The Big Problem with Little Lies

There is nothing more that I hate than when my husband lies. I’m not talking about big lies. I’m talking about small ones, like if he paid the phone bill on time or mailed something I asked him to. Tiny, seemingly inconsequential lies that come out of the mouth like a burp-a stinky reflex that one claims they have no control over. Some of you may be wondering, what’s the big deal? So spouses fib every once in awhile to keep the peace, so what? The big problem with constantly telling little lies is that eventually, with each lie, your word crumbles in the eyes of your spouse. Once a person’s word loses its worth, the respect one has for each other goes with it, as does the trust.   
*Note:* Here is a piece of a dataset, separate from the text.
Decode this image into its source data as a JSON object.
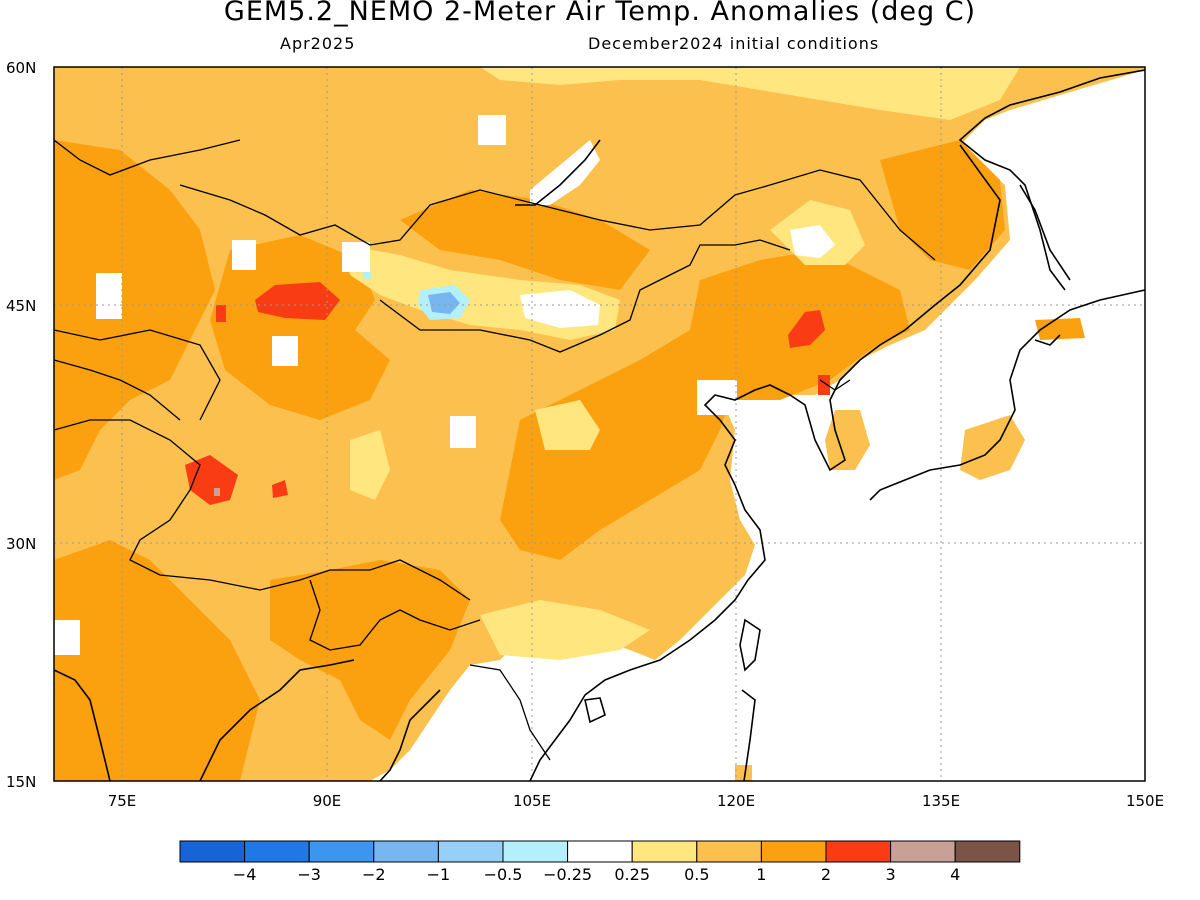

Think about a wall. Picture it in your mind. It’s tall and strong, made with whatever infallible material you want. There is no bringing down this wall because it has a solid foundation. This wall represents your marriage. Fibs are tiny cracks in the wall. From afar, you don’t even notice the cracks. You think the wall is strong and can withstand anything. Then, as you approach it to get a better look, you realize with every tiny fib, more and more of the wall cracks and loses stability. A big lie would create a big hole- you can clearly see the problem, and you can usually fix it, if the wall is worth saving. Try repairing a wall with thousands of small cracks. Not only is it close to impossible, but even if you are able to repair the cracks, you may begin to distrust the original integrity of the wall. You question its strength and ability to withstand hard conditions.This is what can happen in a marriage when someone is constantly lying to the other over petty things. It may not seem like it, but that person is slowly and painfully chipping away at the foundation of love, commitment, and truth that the marriage is meant to maintain. From afar, the relationship may look unbreakable, but in reality it is one major crack away from crumbling. Once it crumbles, it may be too difficult to collect all of the pieces to rebuild.
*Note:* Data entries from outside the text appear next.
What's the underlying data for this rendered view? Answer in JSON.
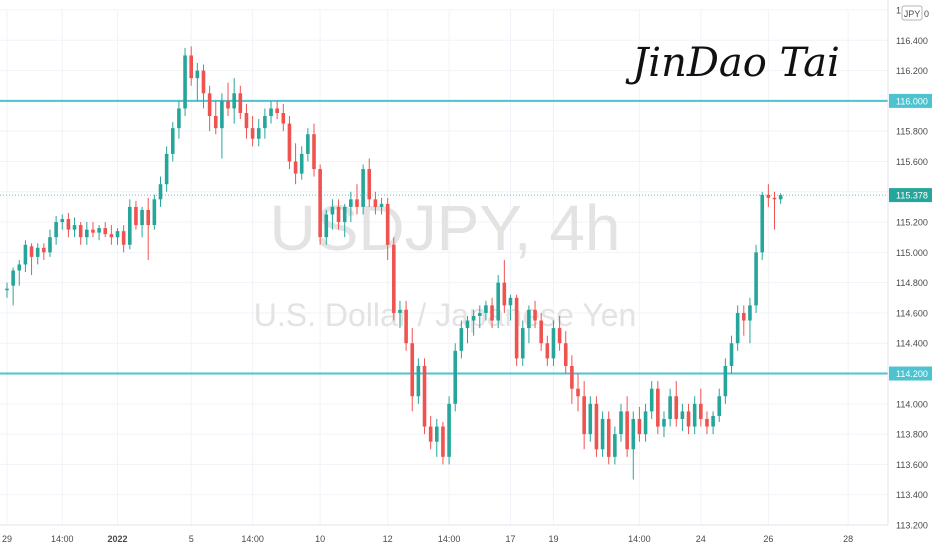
{
  "symbol_watermark": "USDJPY, 4h",
  "description_watermark": "U.S. Dollar / Japanese Yen",
  "signature": "JinDao Tai",
  "currency_badge": "JPY",
  "scale_mode_label": "0",
  "colors": {
    "up": "#26a69a",
    "down": "#ef5350",
    "level_line": "#4cc3cf",
    "price_label": "#26a69a",
    "level_label": "#4cc3cf",
    "grid": "#f0f3fa",
    "text": "#4a4a4a",
    "watermark": "#e3e3e3"
  },
  "chart_data": {
    "type": "candlestick",
    "y_axis": {
      "min": 113.2,
      "max": 116.6,
      "ticks": [
        "113.200",
        "113.400",
        "113.600",
        "113.800",
        "114.000",
        "114.200",
        "114.400",
        "114.600",
        "114.800",
        "115.000",
        "115.200",
        "115.400",
        "115.600",
        "115.800",
        "116.000",
        "116.200",
        "116.400",
        "1"
      ]
    },
    "x_axis": {
      "ticks": [
        {
          "label": "29",
          "bar": 0,
          "bold": false
        },
        {
          "label": "14:00",
          "bar": 9,
          "bold": false
        },
        {
          "label": "2022",
          "bar": 18,
          "bold": true
        },
        {
          "label": "5",
          "bar": 30,
          "bold": false
        },
        {
          "label": "14:00",
          "bar": 40,
          "bold": false
        },
        {
          "label": "10",
          "bar": 51,
          "bold": false
        },
        {
          "label": "12",
          "bar": 62,
          "bold": false
        },
        {
          "label": "14:00",
          "bar": 72,
          "bold": false
        },
        {
          "label": "17",
          "bar": 82,
          "bold": false
        },
        {
          "label": "19",
          "bar": 89,
          "bold": false
        },
        {
          "label": "14:00",
          "bar": 103,
          "bold": false
        },
        {
          "label": "24",
          "bar": 113,
          "bold": false
        },
        {
          "label": "26",
          "bar": 124,
          "bold": false
        },
        {
          "label": "28",
          "bar": 137,
          "bold": false
        }
      ]
    },
    "horizontal_lines": [
      {
        "price": 116.0,
        "label": "116.000"
      },
      {
        "price": 114.2,
        "label": "114.200"
      }
    ],
    "last_price": {
      "price": 115.378,
      "label": "115.378"
    },
    "candles": [
      [
        114.75,
        114.8,
        114.7,
        114.76
      ],
      [
        114.78,
        114.9,
        114.65,
        114.88
      ],
      [
        114.88,
        114.95,
        114.78,
        114.92
      ],
      [
        114.92,
        115.08,
        114.87,
        115.05
      ],
      [
        115.04,
        115.06,
        114.85,
        114.97
      ],
      [
        114.97,
        115.06,
        114.92,
        115.03
      ],
      [
        115.03,
        115.06,
        114.95,
        115.0
      ],
      [
        115.0,
        115.15,
        114.97,
        115.1
      ],
      [
        115.1,
        115.24,
        115.05,
        115.2
      ],
      [
        115.2,
        115.25,
        115.15,
        115.22
      ],
      [
        115.22,
        115.26,
        115.1,
        115.15
      ],
      [
        115.15,
        115.23,
        115.1,
        115.18
      ],
      [
        115.18,
        115.2,
        115.05,
        115.1
      ],
      [
        115.1,
        115.2,
        115.05,
        115.15
      ],
      [
        115.15,
        115.2,
        115.1,
        115.13
      ],
      [
        115.13,
        115.18,
        115.08,
        115.16
      ],
      [
        115.16,
        115.2,
        115.1,
        115.12
      ],
      [
        115.12,
        115.18,
        115.05,
        115.1
      ],
      [
        115.1,
        115.16,
        115.05,
        115.14
      ],
      [
        115.14,
        115.18,
        115.0,
        115.05
      ],
      [
        115.05,
        115.35,
        115.02,
        115.3
      ],
      [
        115.3,
        115.34,
        115.15,
        115.18
      ],
      [
        115.18,
        115.3,
        115.1,
        115.28
      ],
      [
        115.28,
        115.36,
        114.95,
        115.18
      ],
      [
        115.18,
        115.38,
        115.15,
        115.35
      ],
      [
        115.35,
        115.5,
        115.3,
        115.45
      ],
      [
        115.45,
        115.7,
        115.4,
        115.65
      ],
      [
        115.65,
        115.86,
        115.6,
        115.82
      ],
      [
        115.82,
        116.0,
        115.75,
        115.95
      ],
      [
        115.95,
        116.35,
        115.9,
        116.3
      ],
      [
        116.3,
        116.36,
        116.1,
        116.15
      ],
      [
        116.15,
        116.25,
        116.0,
        116.2
      ],
      [
        116.2,
        116.24,
        115.95,
        116.05
      ],
      [
        116.05,
        116.1,
        115.8,
        115.9
      ],
      [
        115.9,
        116.0,
        115.78,
        115.82
      ],
      [
        115.82,
        116.05,
        115.62,
        116.0
      ],
      [
        116.0,
        116.12,
        115.9,
        115.95
      ],
      [
        115.95,
        116.15,
        115.85,
        116.05
      ],
      [
        116.05,
        116.1,
        115.88,
        115.92
      ],
      [
        115.92,
        115.98,
        115.75,
        115.82
      ],
      [
        115.82,
        115.9,
        115.7,
        115.75
      ],
      [
        115.75,
        115.88,
        115.7,
        115.82
      ],
      [
        115.82,
        115.95,
        115.75,
        115.9
      ],
      [
        115.9,
        116.0,
        115.85,
        115.95
      ],
      [
        115.95,
        116.0,
        115.88,
        115.92
      ],
      [
        115.92,
        115.98,
        115.8,
        115.85
      ],
      [
        115.85,
        115.9,
        115.55,
        115.6
      ],
      [
        115.6,
        115.72,
        115.45,
        115.52
      ],
      [
        115.52,
        115.7,
        115.48,
        115.65
      ],
      [
        115.65,
        115.82,
        115.6,
        115.78
      ],
      [
        115.78,
        115.85,
        115.5,
        115.55
      ],
      [
        115.55,
        115.58,
        115.05,
        115.1
      ],
      [
        115.1,
        115.28,
        115.05,
        115.25
      ],
      [
        115.25,
        115.35,
        115.15,
        115.3
      ],
      [
        115.3,
        115.35,
        115.15,
        115.2
      ],
      [
        115.2,
        115.32,
        115.1,
        115.3
      ],
      [
        115.3,
        115.4,
        115.2,
        115.35
      ],
      [
        115.35,
        115.45,
        115.25,
        115.3
      ],
      [
        115.3,
        115.58,
        115.25,
        115.55
      ],
      [
        115.55,
        115.62,
        115.3,
        115.35
      ],
      [
        115.35,
        115.4,
        115.25,
        115.3
      ],
      [
        115.3,
        115.36,
        115.25,
        115.32
      ],
      [
        115.32,
        115.36,
        114.95,
        115.05
      ],
      [
        115.05,
        115.1,
        114.55,
        114.6
      ],
      [
        114.6,
        114.68,
        114.5,
        114.62
      ],
      [
        114.62,
        114.68,
        114.35,
        114.4
      ],
      [
        114.4,
        114.5,
        113.95,
        114.05
      ],
      [
        114.05,
        114.3,
        114.0,
        114.25
      ],
      [
        114.25,
        114.3,
        113.8,
        113.85
      ],
      [
        113.85,
        113.92,
        113.7,
        113.75
      ],
      [
        113.75,
        113.9,
        113.65,
        113.85
      ],
      [
        113.85,
        113.88,
        113.6,
        113.65
      ],
      [
        113.65,
        114.05,
        113.6,
        114.0
      ],
      [
        114.0,
        114.4,
        113.95,
        114.35
      ],
      [
        114.35,
        114.55,
        114.3,
        114.5
      ],
      [
        114.5,
        114.58,
        114.4,
        114.55
      ],
      [
        114.55,
        114.62,
        114.45,
        114.58
      ],
      [
        114.58,
        114.65,
        114.5,
        114.6
      ],
      [
        114.6,
        114.68,
        114.55,
        114.65
      ],
      [
        114.65,
        114.7,
        114.5,
        114.55
      ],
      [
        114.55,
        114.85,
        114.5,
        114.8
      ],
      [
        114.8,
        114.95,
        114.6,
        114.65
      ],
      [
        114.65,
        114.72,
        114.55,
        114.7
      ],
      [
        114.7,
        114.72,
        114.25,
        114.3
      ],
      [
        114.3,
        114.55,
        114.25,
        114.5
      ],
      [
        114.5,
        114.65,
        114.4,
        114.62
      ],
      [
        114.62,
        114.68,
        114.5,
        114.55
      ],
      [
        114.55,
        114.6,
        114.35,
        114.4
      ],
      [
        114.4,
        114.45,
        114.25,
        114.3
      ],
      [
        114.3,
        114.55,
        114.25,
        114.5
      ],
      [
        114.5,
        114.58,
        114.35,
        114.4
      ],
      [
        114.4,
        114.48,
        114.2,
        114.25
      ],
      [
        114.25,
        114.32,
        114.0,
        114.1
      ],
      [
        114.1,
        114.2,
        113.95,
        114.05
      ],
      [
        114.05,
        114.15,
        113.7,
        113.8
      ],
      [
        113.8,
        114.05,
        113.75,
        114.0
      ],
      [
        114.0,
        114.05,
        113.65,
        113.7
      ],
      [
        113.7,
        113.95,
        113.65,
        113.9
      ],
      [
        113.9,
        113.95,
        113.6,
        113.65
      ],
      [
        113.65,
        113.85,
        113.6,
        113.8
      ],
      [
        113.8,
        114.0,
        113.75,
        113.95
      ],
      [
        113.95,
        114.05,
        113.65,
        113.7
      ],
      [
        113.7,
        113.95,
        113.5,
        113.9
      ],
      [
        113.9,
        113.98,
        113.75,
        113.8
      ],
      [
        113.8,
        114.0,
        113.75,
        113.95
      ],
      [
        113.95,
        114.15,
        113.9,
        114.1
      ],
      [
        114.1,
        114.15,
        113.8,
        113.85
      ],
      [
        113.85,
        113.95,
        113.78,
        113.9
      ],
      [
        113.9,
        114.1,
        113.85,
        114.05
      ],
      [
        114.05,
        114.15,
        113.85,
        113.9
      ],
      [
        113.9,
        114.0,
        113.82,
        113.95
      ],
      [
        113.95,
        114.0,
        113.8,
        113.85
      ],
      [
        113.85,
        114.05,
        113.8,
        114.0
      ],
      [
        114.0,
        114.1,
        113.85,
        113.9
      ],
      [
        113.9,
        113.95,
        113.8,
        113.85
      ],
      [
        113.85,
        113.95,
        113.8,
        113.92
      ],
      [
        113.92,
        114.1,
        113.88,
        114.05
      ],
      [
        114.05,
        114.3,
        114.0,
        114.25
      ],
      [
        114.25,
        114.45,
        114.2,
        114.4
      ],
      [
        114.4,
        114.65,
        114.35,
        114.6
      ],
      [
        114.6,
        114.65,
        114.45,
        114.55
      ],
      [
        114.55,
        114.7,
        114.4,
        114.65
      ],
      [
        114.65,
        115.05,
        114.6,
        115.0
      ],
      [
        115.0,
        115.4,
        114.95,
        115.38
      ],
      [
        115.38,
        115.45,
        115.3,
        115.36
      ],
      [
        115.36,
        115.4,
        115.15,
        115.35
      ],
      [
        115.35,
        115.39,
        115.32,
        115.378
      ]
    ]
  }
}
So, what can you do to deal with this issue? I believe the best way to handle this is to figure out why the lies are happening in the first place. This is a time for both people in the marriage to take accountability for what is happening. For me and my husband, the problem is twofold: I can overreact when things don’t go as planned, and my husband hates conflict. So, when an issue arises where he may have to tell me something that could cause a conflict, and deal with my drama, he may lie instead to pacify the situation. Once we figured this out, it meant that both of us had work to do. Now, I am sure it’s obvious, but it should be stated that my only expertise on this matter is that of my own marriage. But, I’ve spent plenty of girls’ nights with friends to know this is an issue in many marriages. There are times when it is still a problem in mine as well; however, it has exponentially improved once we figured out what the underlying issues were.

Lying is a slippery slope. It may seem like an easy fix in the moment, a way to avoid an argument or disappointment, but it creates a harmful lasting impact. The big problem with little lies is you may never know the damage you are causing. The slow breakage of  trust and respect between you and your spouse, even when unintentional, can create a situation that can’t be fixed. If you are going to take one thing from this post, it’s this: Both people must accept responsibility and agree to work towards total honesty if lying is an issue in your marriage. Once you sit down and figure out why the lies are happening, you can start to rebuild the foundation of trust and love that brought you two together in the first place.